Saturday, April 03, 2010

Houston Extends City Civil Rights Policy To Trans People

This is wonderful news for me as a proud Houstonian.

Mayor Annise Parker updated the 12-year-old Houston non-discrimination policy to include trans individuals. It's won praise in the Houston GLBT community but the christo-conservahaters are already sniping at it.

Mayor Parker signed two executive orders last week that prohibit and protect city employees from harassment or discrimination in hiring, promotion and contracting based on gender identity.
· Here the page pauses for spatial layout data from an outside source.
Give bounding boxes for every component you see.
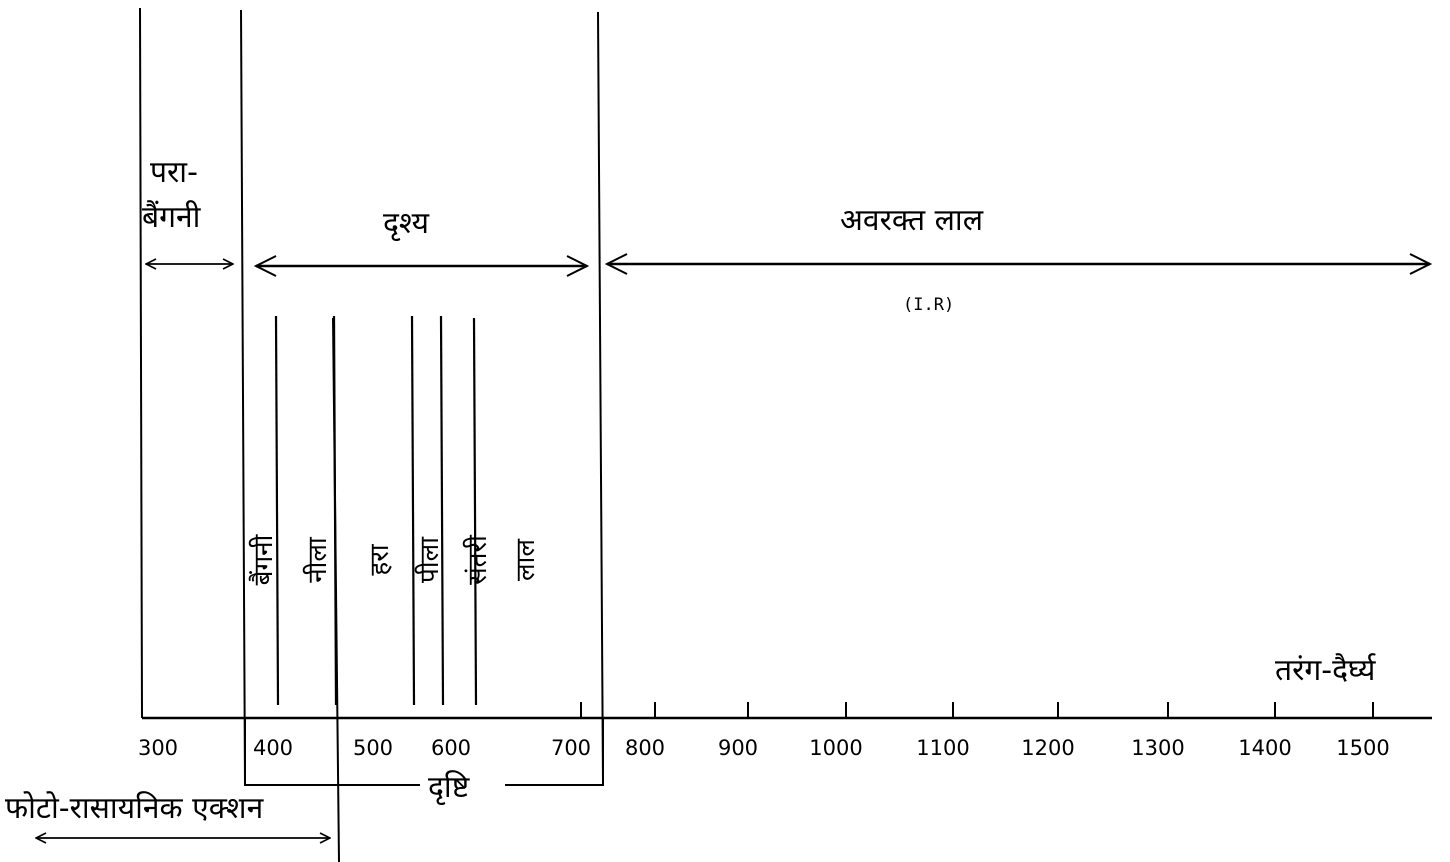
axis-tick-label-400: 400: [253, 736, 293, 760]
axis-tick-label-600: 600: [431, 736, 471, 760]
color-band-labels: बैंगनी नीला हरा पीला संतरी लाल: [248, 533, 541, 585]
color-band-lines: [274, 315, 478, 706]
axis-tick-label-1100: 1100: [916, 736, 969, 760]
axis-tick-label-1500: 1500: [1336, 736, 1389, 760]
axis-tick-label-1300: 1300: [1131, 736, 1184, 760]
axis-tick-label-1200: 1200: [1021, 736, 1074, 760]
axis-tick-label-300: 300: [138, 736, 178, 760]
color-boundary-line-1: [274, 315, 280, 706]
color-label-2: नीला: [302, 536, 333, 583]
axis-ticks: [580, 702, 1374, 718]
infrared-label: अवरक्त लाल: [840, 203, 984, 238]
axis-tick-label-800: 800: [625, 736, 665, 760]
vision-label: दृष्टि: [428, 770, 470, 806]
color-label-1: बैंगनी: [248, 533, 279, 585]
color-label-6: लाल: [511, 539, 541, 581]
axis-tick-label-1000: 1000: [809, 736, 862, 760]
color-boundary-line-4: [439, 315, 445, 706]
color-boundary-line-3: [410, 315, 416, 706]
color-label-3: हरा: [365, 543, 395, 575]
uv-visible-boundary: [240, 9, 246, 786]
uv-label-line2: बैंगनी: [142, 200, 202, 235]
infrared-abbr: (I.R): [903, 295, 954, 315]
axis-tick-label-500: 500: [353, 736, 393, 760]
color-label-4: पीला: [414, 536, 445, 583]
vision-bracket-right: [505, 718, 604, 786]
visible-label: दृश्य: [383, 206, 430, 242]
color-boundary-line-2: [332, 315, 338, 706]
uv-left-boundary: [139, 7, 143, 719]
color-label-5: संतरी: [462, 534, 493, 585]
photochemical-label: फोटो-रासायनिक एक्शन: [5, 791, 265, 826]
axis-tick-labels: 300 400 500 600 700 800 900 1000 1100 1200 1300 140…: [138, 736, 1390, 760]
axis-tick-label-1400: 1400: [1238, 736, 1291, 760]
uv-label-line1: परा-: [150, 155, 198, 190]
vision-bracket-left: [244, 718, 420, 786]
axis-tick-label-700: 700: [551, 736, 591, 760]
visible-ir-boundary: [597, 11, 604, 786]
axis-tick-label-900: 900: [718, 736, 758, 760]
axis-title: तरंग-दैर्घ्य: [1275, 653, 1376, 688]
color-boundary-line-5: [472, 317, 478, 706]
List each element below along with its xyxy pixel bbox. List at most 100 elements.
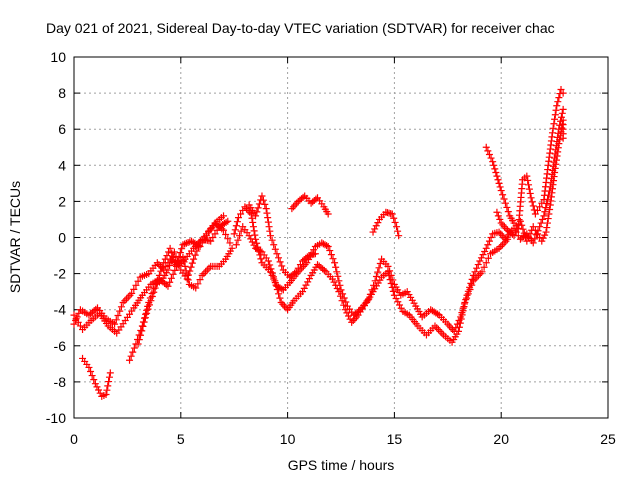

It adds to existing prohibitions based on race, creed, color, sex, national origin, age and disability.

They also allow transgendered individuals to use restroom facilities in city-owned buildings for the gender with which they identify.

Previously, transgender city employees had to write a letter to a city official asking for permission to use restrooms of the gender with which they identified.

There is a city ordinance still on the books that can charge you with a Class C misdemeanor for entering the restroom of the opposite gender without permission from the owner of the building where the restroom is located with the intent to cause a disturbance.

Unfortunately, while transgender employees no longer have to seek permission from the city's Director of General Services, the department that oversees city buildings, transgender residents must do so.

“The mayor wanted to put in writing what has already been the city's practice, which is that we do not discriminate,” said Janice Evans, Mayor Parker's spokeswoman.

Kris Banks, president of the Houston Gay, Lesbian, Bisexual and Transgender Political Caucus, lauded the move as an important protection that will help GLBT employees feel safe at work.

“This is essential,” Banks said. “A non-discrimination provision that protects sexual orientation but doesn't protect gender identity is toothless. ... It's quite a thing, having a mayor that really understands all these issues.”

City Attorney Arturo Michel said the two orders do not govern restroom use in city facilities for the public, only employees. As mayor, Parker has the authority to issue orders governing the workplace behavior of city employees, but an ordinance would be required for similar changes dealing with restroom use to be made citywide.

Yep, while this is a great first step, looks like the struggle continues back in H-town for first class citizenship for its trans residents.